Надо было поскорей сообщить больной эту радостную новость, потому что разочарование совсем подорвало ее силы. Она так надеялась, что ее сын приедет утром во время прилива! Узнав, что «Нестрия» входит в порт, она снова ожила.
— В котором часу наступит полный прилив, Ромен? — спросила она.
— В шесть вечера.
— Надеюсь, что я доживу до этого времени. Дай мне еще немного вина.
Я пошел на набережную. На рейде стояло около двадцати больших кораблей, которые лавировали в море, ожидая прилива. С четырех часов суда с более мелкой осадкой стали входить в порт. Но «Нестрия», корабль с большим тоннажем, не могла войти в гавань раньше пяти часов.
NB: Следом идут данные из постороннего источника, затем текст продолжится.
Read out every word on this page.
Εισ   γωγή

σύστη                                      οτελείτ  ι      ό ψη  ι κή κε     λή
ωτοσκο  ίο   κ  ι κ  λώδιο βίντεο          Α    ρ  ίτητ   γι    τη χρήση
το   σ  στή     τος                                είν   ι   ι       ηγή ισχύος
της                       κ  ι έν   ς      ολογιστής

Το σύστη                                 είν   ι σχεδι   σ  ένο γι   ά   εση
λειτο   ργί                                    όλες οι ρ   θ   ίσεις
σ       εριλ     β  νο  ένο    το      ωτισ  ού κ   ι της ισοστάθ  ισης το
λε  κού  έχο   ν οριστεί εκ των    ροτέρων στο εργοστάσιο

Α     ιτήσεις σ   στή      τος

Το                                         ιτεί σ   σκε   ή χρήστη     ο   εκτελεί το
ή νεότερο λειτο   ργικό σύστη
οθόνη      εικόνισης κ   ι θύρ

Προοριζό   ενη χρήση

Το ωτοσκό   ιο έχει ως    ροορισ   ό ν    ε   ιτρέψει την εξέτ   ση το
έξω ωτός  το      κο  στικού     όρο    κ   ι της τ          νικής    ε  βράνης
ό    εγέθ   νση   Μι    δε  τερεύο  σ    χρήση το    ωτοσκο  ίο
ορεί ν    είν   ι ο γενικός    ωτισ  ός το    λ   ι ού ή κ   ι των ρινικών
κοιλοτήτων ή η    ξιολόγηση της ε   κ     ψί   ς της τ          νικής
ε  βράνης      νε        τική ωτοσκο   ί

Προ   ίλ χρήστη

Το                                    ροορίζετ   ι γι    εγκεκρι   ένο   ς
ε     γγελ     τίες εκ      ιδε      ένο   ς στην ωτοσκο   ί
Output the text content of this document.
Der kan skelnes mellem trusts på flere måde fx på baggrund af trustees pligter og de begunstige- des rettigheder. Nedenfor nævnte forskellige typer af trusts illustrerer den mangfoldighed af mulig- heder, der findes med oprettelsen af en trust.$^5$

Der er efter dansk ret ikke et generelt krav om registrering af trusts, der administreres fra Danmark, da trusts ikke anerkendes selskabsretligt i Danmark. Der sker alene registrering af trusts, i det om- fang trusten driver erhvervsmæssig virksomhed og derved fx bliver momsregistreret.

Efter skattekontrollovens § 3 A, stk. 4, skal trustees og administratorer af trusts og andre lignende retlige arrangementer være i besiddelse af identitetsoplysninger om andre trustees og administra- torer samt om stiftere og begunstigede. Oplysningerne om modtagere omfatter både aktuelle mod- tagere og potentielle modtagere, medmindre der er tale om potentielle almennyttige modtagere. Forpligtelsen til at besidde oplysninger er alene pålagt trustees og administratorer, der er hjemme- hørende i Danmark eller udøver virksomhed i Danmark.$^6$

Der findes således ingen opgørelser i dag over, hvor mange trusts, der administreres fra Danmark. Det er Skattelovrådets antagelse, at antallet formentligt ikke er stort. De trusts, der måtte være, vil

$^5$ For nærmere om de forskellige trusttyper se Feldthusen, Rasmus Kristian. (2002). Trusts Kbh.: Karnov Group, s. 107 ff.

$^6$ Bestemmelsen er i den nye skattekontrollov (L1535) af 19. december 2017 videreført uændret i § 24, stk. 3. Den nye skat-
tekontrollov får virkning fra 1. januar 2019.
Когда я вернулся домой, больная по моему лицу угадала все.
— «Нестрия» вошла в порт?
— Входит.
— Приведи меня в порядок, — попросила она сестру.
Ее приподняли на подушках. Только в глазах ее еще светилась искра жизни, губы же совершенно побелели.
Через четверть часа кто-то с грохотом взбежал по лестнице. Это вернулся ее сын. У нее хватило сил приподняться и прижать его к своему сердцу.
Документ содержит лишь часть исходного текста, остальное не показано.